In its recently released financial report for the second quarter of 2024, European Bitcoin miner Northern Data reaffirmed that it is still on track with its full-year financial goals.
The company reported revenue of EUR 26 million for Q2 2024, bringing its total revenue for the first half of the year to EUR 55 million, reflecting a 49% increase compared to the same period in the previous year.
Northern Data attributed its strong performance to its Cloud platform and strategic investments in its Data Center and Mining operations. It noted that the Q2 growth was largely driven by the successful rollout of NVIDIA H100 GPUs in its facilities, and most of its customers are now fully operating on these devices. The report indicated that this development, along with onboarding key clients, led to the Cloud platform contributing 46% of the Group’s revenue for the quarter.

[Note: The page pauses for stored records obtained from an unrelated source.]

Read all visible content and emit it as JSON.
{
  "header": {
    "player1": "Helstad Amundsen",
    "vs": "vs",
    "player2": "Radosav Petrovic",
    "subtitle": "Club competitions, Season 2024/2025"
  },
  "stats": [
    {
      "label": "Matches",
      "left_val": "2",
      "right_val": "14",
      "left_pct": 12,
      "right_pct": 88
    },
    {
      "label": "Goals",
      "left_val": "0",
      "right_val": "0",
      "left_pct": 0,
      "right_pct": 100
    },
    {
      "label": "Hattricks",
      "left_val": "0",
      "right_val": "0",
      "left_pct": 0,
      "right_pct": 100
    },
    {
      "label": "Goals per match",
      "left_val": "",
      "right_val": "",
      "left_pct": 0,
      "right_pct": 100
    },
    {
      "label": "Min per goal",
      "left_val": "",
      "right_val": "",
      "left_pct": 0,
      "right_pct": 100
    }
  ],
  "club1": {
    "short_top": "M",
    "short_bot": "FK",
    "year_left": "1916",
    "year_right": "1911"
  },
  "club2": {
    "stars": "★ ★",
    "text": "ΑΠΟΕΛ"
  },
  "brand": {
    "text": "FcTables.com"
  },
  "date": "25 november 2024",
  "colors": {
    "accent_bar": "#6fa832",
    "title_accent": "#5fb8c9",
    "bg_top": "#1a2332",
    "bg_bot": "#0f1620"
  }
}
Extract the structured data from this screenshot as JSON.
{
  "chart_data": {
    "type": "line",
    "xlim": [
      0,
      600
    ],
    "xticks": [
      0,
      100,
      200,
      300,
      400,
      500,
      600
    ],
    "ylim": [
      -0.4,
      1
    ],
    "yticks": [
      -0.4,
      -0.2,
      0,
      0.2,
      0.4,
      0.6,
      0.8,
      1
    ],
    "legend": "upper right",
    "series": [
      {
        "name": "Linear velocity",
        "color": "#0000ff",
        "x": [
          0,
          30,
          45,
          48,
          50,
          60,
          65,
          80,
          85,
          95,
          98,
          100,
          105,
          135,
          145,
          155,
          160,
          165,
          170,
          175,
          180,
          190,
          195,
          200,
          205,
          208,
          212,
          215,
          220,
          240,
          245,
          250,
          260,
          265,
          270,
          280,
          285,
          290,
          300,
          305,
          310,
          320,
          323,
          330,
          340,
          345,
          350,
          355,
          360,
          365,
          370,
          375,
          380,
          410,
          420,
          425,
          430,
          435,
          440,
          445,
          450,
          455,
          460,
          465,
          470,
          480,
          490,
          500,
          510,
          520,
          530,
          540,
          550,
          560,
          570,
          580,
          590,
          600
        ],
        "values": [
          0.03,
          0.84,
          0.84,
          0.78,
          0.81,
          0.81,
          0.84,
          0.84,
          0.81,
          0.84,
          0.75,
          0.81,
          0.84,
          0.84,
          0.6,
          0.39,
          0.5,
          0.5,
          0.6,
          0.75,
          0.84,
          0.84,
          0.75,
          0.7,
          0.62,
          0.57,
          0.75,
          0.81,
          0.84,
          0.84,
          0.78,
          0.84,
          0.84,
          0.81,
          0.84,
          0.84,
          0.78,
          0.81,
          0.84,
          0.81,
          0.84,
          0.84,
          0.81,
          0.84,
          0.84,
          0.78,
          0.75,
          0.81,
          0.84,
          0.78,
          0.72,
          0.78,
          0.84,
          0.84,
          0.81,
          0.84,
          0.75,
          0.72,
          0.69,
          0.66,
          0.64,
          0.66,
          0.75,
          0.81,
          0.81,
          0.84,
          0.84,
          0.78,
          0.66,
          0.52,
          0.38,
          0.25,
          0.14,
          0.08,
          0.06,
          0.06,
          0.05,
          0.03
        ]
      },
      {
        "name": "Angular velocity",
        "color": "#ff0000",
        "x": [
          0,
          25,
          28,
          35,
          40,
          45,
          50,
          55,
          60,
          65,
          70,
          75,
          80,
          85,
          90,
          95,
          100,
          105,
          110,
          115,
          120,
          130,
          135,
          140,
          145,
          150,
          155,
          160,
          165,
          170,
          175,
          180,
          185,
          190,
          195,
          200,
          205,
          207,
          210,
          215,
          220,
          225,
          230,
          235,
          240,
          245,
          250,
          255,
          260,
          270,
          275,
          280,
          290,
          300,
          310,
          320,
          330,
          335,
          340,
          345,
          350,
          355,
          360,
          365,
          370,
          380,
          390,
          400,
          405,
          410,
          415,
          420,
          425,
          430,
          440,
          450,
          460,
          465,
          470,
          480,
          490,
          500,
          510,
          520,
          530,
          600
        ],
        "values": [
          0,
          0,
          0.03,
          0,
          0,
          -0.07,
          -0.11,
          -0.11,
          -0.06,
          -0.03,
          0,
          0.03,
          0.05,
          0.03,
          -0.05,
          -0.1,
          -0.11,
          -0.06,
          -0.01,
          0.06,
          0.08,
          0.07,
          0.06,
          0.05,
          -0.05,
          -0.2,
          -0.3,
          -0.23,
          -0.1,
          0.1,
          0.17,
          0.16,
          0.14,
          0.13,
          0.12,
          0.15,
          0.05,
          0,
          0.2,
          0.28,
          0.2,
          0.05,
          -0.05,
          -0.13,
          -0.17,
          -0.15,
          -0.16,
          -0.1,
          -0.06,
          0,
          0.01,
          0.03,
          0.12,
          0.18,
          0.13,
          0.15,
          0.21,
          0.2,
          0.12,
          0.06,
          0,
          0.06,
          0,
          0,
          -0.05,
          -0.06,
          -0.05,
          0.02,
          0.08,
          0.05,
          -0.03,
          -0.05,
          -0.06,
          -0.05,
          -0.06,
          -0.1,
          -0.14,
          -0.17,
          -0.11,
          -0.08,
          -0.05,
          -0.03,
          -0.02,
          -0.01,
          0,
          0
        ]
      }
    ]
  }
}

The company’s Q2 performance was also bolstered by recent initiatives, including the launch of its AI Accelerator. According to the company, these initiatives are part of its strategy to meet the rising demand for HPC services and expand its footprint in the growing AI ecosystem.
Aroosh Thillainathan, Founder and CEO of Northern Data, highlighted the company’s progress in strengthening its position in the High-Performance Computing (HPC) market and expressed confidence in the company’s ability to meet its 2024 financial targets.
“We are well capitalized heading into the second half of the year, and are continuing to build sophisticated and scalable operations to support the growing demand for HPC and the Generative AI boom in 2024 and beyond.”
Thillainathan stated.
Northern Data projects full-year 2024 revenue between EUR 200 million and EUR 240 million, aiming to triple its 2023 figures. The adjusted EBITDA for 2024 is expected to range from EUR 50 million to EUR 80 million. For 2025, the company expects revenues of EUR 520 million to EUR 570 million.
Meanwhile, U.S.-based Riot Platforms, another prominent Bitcoin mining company, reported a revenue decline in for the same period. Riot’s revenue fell to $70.0 million from $76.7 million last year, primarily due to the Bitcoin halving in April. Despite this, Riot maintained strong gross margins and earned $13.9 million in power credits.